The Atlanta-based company, which includes Aaron’s and BradsMart, reported revenues of $525.7 million, down 11.4% compared with $593.4 million across the same three months in 2022. Net loss was $4.1 million, or 13 cents per share, vs. a loss of $15.6 million, or 51 cents per share, in the third quarter of 2022.

Officials attributed the 73.5% improvement in net loss primarily to lower total operating expenses at both business segments, including lower write-offs at the Aaron’s Business segment, partially offset by lower revenues at both business segments.

Adjusted EBITDA for the three month period was $25.3 million, giving Aaron’s an EBITDA margin of 4.813%.

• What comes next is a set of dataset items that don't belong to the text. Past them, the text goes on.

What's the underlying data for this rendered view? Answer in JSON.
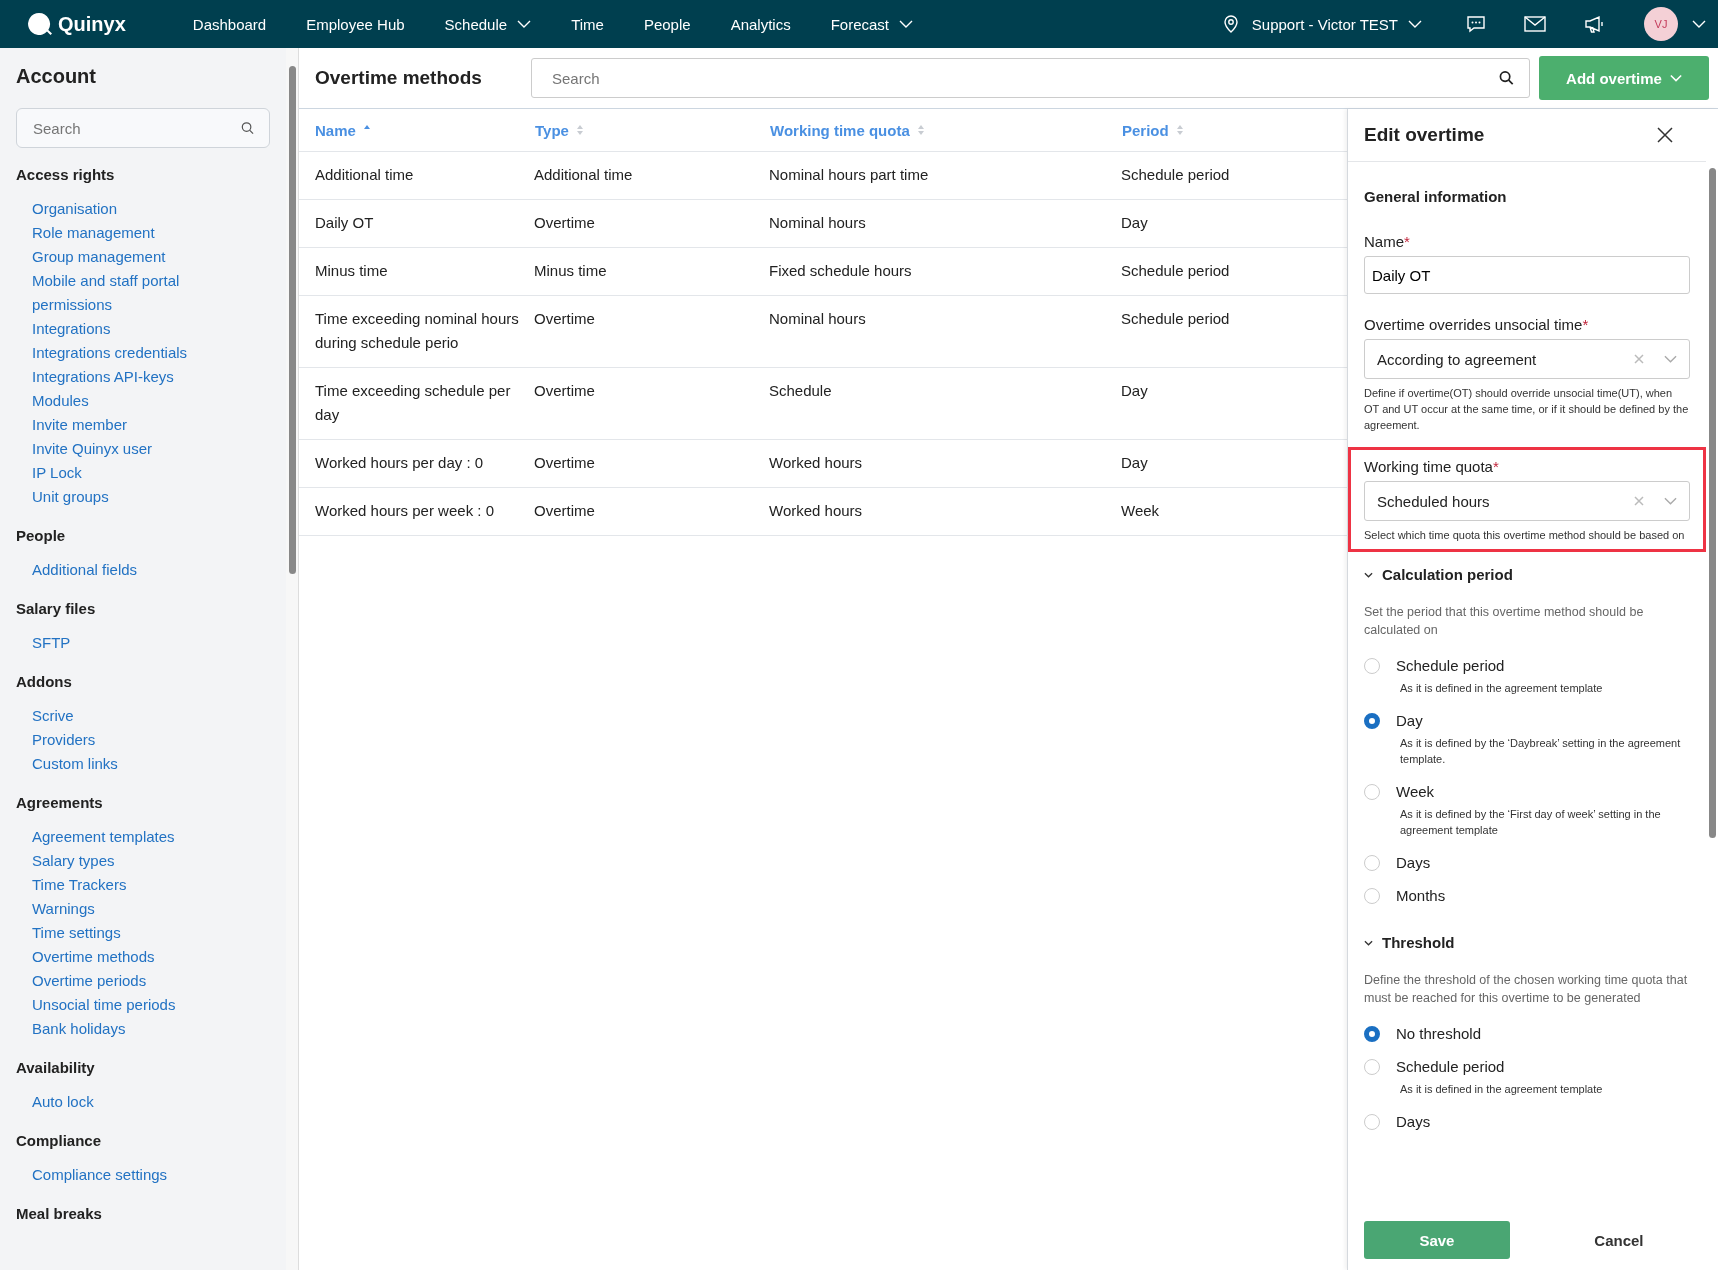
{
  "topbar": {
    "brand": "Quinyx",
    "nav": [
      {
        "label": "Dashboard",
        "dropdown": false
      },
      {
        "label": "Employee Hub",
        "dropdown": false
      },
      {
        "label": "Schedule",
        "dropdown": true
      },
      {
        "label": "Time",
        "dropdown": false
      },
      {
        "label": "People",
        "dropdown": false
      },
      {
        "label": "Analytics",
        "dropdown": false
      },
      {
        "label": "Forecast",
        "dropdown": true
      }
    ],
    "location": "Support - Victor TEST",
    "avatar": "VJ"
  },
  "sidebar": {
    "title": "Account",
    "search": {
      "placeholder": "Search"
    },
    "sections": [
      {
        "heading": "Access rights",
        "items": [
          "Organisation",
          "Role management",
          "Group management",
          "Mobile and staff portal permissions",
          "Integrations",
          "Integrations credentials",
          "Integrations API-keys",
          "Modules",
          "Invite member",
          "Invite Quinyx user",
          "IP Lock",
          "Unit groups"
        ]
      },
      {
        "heading": "People",
        "items": [
          "Additional fields"
        ]
      },
      {
        "heading": "Salary files",
        "items": [
          "SFTP"
        ]
      },
      {
        "heading": "Addons",
        "items": [
          "Scrive",
          "Providers",
          "Custom links"
        ]
      },
      {
        "heading": "Agreements",
        "items": [
          "Agreement templates",
          "Salary types",
          "Time Trackers",
          "Warnings",
          "Time settings",
          "Overtime methods",
          "Overtime periods",
          "Unsocial time periods",
          "Bank holidays"
        ]
      },
      {
        "heading": "Availability",
        "items": [
          "Auto lock"
        ]
      },
      {
        "heading": "Compliance",
        "items": [
          "Compliance settings"
        ]
      },
      {
        "heading": "Meal breaks"
      }
    ]
  },
  "main": {
    "title": "Overtime methods",
    "search": {
      "placeholder": "Search"
    },
    "add_button": "Add overtime",
    "table": {
      "columns": [
        {
          "label": "Name",
          "sorted": true
        },
        {
          "label": "Type",
          "sorted": false
        },
        {
          "label": "Working time quota",
          "sorted": false
        },
        {
          "label": "Period",
          "sorted": false
        }
      ],
      "rows": [
        [
          "Additional time",
          "Additional time",
          "Nominal hours part time",
          "Schedule period"
        ],
        [
          "Daily OT",
          "Overtime",
          "Nominal hours",
          "Day"
        ],
        [
          "Minus time",
          "Minus time",
          "Fixed schedule hours",
          "Schedule period"
        ],
        [
          "Time exceeding nominal hours during schedule perio",
          "Overtime",
          "Nominal hours",
          "Schedule period"
        ],
        [
          "Time exceeding schedule per day",
          "Overtime",
          "Schedule",
          "Day"
        ],
        [
          "Worked hours per day : 0",
          "Overtime",
          "Worked hours",
          "Day"
        ],
        [
          "Worked hours per week : 0",
          "Overtime",
          "Worked hours",
          "Week"
        ]
      ]
    }
  },
  "panel": {
    "title": "Edit overtime",
    "general_heading": "General information",
    "fields": [
      {
        "label": "Name",
        "required_mark": "*",
        "kind": "text",
        "value": "Daily OT",
        "highlighted": false
      },
      {
        "label": "Overtime overrides unsocial time",
        "required_mark": "*",
        "kind": "select",
        "value": "According to agreement",
        "help": "Define if overtime(OT) should override unsocial time(UT), when OT and UT occur at the same time, or if it should be defined by the agreement.",
        "highlighted": false
      },
      {
        "label": "Working time quota",
        "required_mark": "*",
        "kind": "select",
        "value": "Scheduled hours",
        "help": "Select which time quota this overtime method should be based on",
        "highlighted": true
      }
    ],
    "sections": [
      {
        "heading": "Calculation period",
        "expanded": true,
        "description": "Set the period that this overtime method should be calculated on",
        "options": [
          {
            "label": "Schedule period",
            "hint": "As it is defined in the agreement template",
            "selected": false
          },
          {
            "label": "Day",
            "hint": "As it is defined by the ‘Daybreak’ setting in the agreement template.",
            "selected": true
          },
          {
            "label": "Week",
            "hint": "As it is defined by the ‘First day of week’ setting in the agreement template",
            "selected": false
          },
          {
            "label": "Days",
            "selected": false
          },
          {
            "label": "Months",
            "selected": false
          }
        ]
      },
      {
        "heading": "Threshold",
        "expanded": true,
        "description": "Define the threshold of the chosen working time quota that must be reached for this overtime to be generated",
        "options": [
          {
            "label": "No threshold",
            "selected": true
          },
          {
            "label": "Schedule period",
            "hint": "As it is defined in the agreement template",
            "selected": false
          },
          {
            "label": "Days",
            "selected": false
          }
        ]
      }
    ],
    "save": "Save",
    "cancel": "Cancel"
  }
}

“I am pleased that we delivered third quarter consolidated company earnings ahead of our internal expectations,” said CEO Douglas Lindsay said in a statement accompanying the earnings. “The Aaron’s Business segment is benefiting from our lease decisioning enhancements, which led to lower write-offs and a larger than expected lease portfolio size, despite ongoing challenges in customer demand.

“During the quarter, we opened three Aaron’s stores in new markets and our first new BrandsMart store since acquiring the business, and we remain focused on positioning both businesses for growth.”

Aaron’s adjusted its full year outlook to $2.12 billion to $2.17 billion in revenues, down from $2.12 billion to $2.22 billion. It anticipates net earnings in the $14 million to $17.5 million range, down from the $16.8 million to $25.5 million range with a diluted earnings per share expectation of 35 cents to 50 cents per share, down from 55 cents to 80 cents per share.